Oct. 14, 2013 at 4:26 PM ET
Brown marmorated stink bugs—whose shield-shaped bodies you may be all too familiar with these days if you live in certain areas of the country—aren't dangerous but they're a serious nuisance. And if you've ever tried to crush one, you already know how they earned their name. Keep the pests out of the house this season with these 5 easy and natural ways.
Use a handheld vacuum with a wand attachment. Just make sure you use a vacuum with a bag, and then dispose of the bag immediately, according to American Pest. Some people with severe afflictions in their homes like to have a dedicated handheld vacuum just for this purpose.
Combine 32 ounces of hot water and three quarters cup of dishwashing liquid. Use the solution to spray the outside of your home, focusing on cracks where the bugs might enter, according to Mother Nature Network.
Ironically you might say, stink bugs don't like the smell of garlic, and tend to stay out of the way when the stuff is in the area. That's why you might try mixing four teaspoons garlic powder with two cups of water in a spray bottle, which you can use to spray your plants and soil and around your home, according to Nature Hacks. (And if you too hate garlic, you may have substituted one stink for another!) Mint works for similar reasons, so you can combine mint oil with water in a spray bottle and use the same way. Note these methods only keep stink bugs away, and don't kill them.

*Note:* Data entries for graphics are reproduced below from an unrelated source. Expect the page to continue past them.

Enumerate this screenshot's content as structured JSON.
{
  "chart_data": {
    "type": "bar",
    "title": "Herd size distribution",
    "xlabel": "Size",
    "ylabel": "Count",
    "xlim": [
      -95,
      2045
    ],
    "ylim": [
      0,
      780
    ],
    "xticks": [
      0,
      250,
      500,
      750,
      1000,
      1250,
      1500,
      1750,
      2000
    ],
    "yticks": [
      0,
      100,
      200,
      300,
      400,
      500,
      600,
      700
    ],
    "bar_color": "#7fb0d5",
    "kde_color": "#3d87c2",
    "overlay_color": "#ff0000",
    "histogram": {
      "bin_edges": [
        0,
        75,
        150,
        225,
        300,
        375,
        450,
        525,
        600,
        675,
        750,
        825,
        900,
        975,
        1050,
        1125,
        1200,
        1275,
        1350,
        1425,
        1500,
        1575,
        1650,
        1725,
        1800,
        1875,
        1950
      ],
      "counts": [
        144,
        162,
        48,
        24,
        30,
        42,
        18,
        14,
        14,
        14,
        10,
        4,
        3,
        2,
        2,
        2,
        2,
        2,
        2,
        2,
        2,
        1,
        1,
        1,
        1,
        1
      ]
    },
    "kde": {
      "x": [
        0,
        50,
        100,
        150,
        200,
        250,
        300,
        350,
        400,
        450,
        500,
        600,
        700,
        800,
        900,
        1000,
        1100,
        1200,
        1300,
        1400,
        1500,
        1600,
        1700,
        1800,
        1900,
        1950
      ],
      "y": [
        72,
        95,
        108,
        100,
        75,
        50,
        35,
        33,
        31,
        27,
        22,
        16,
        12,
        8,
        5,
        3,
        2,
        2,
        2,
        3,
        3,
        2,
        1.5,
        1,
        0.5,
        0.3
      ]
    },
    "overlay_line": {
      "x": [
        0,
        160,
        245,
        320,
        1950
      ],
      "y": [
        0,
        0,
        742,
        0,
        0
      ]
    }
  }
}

Mike Raupp at the University of Maryland Extension Service suggests making a super easy trap for catching stink bugs in your home. Just take a water bottle, cut off the top, and invert it before placing it inside the bottle. You've created a funnel that can catch the bugs on the lip of the bottle—and you never have to touch them. To stay green and save water, don't flush what you caught in the trap down the toilet. Instead, Raupp suggests freezing them in a plastic bag in your freezer (if that's not too gross for you)!
Check around your house for places that stink bugs might be coming in, and fortify any problem areas you find. For instance, Raupp suggests damaged or out of place weatherstripping can be an entry point—and that's a pretty easy fix. Another simple and cheap solution? Caulk or cover air conditioner units, Raupp says.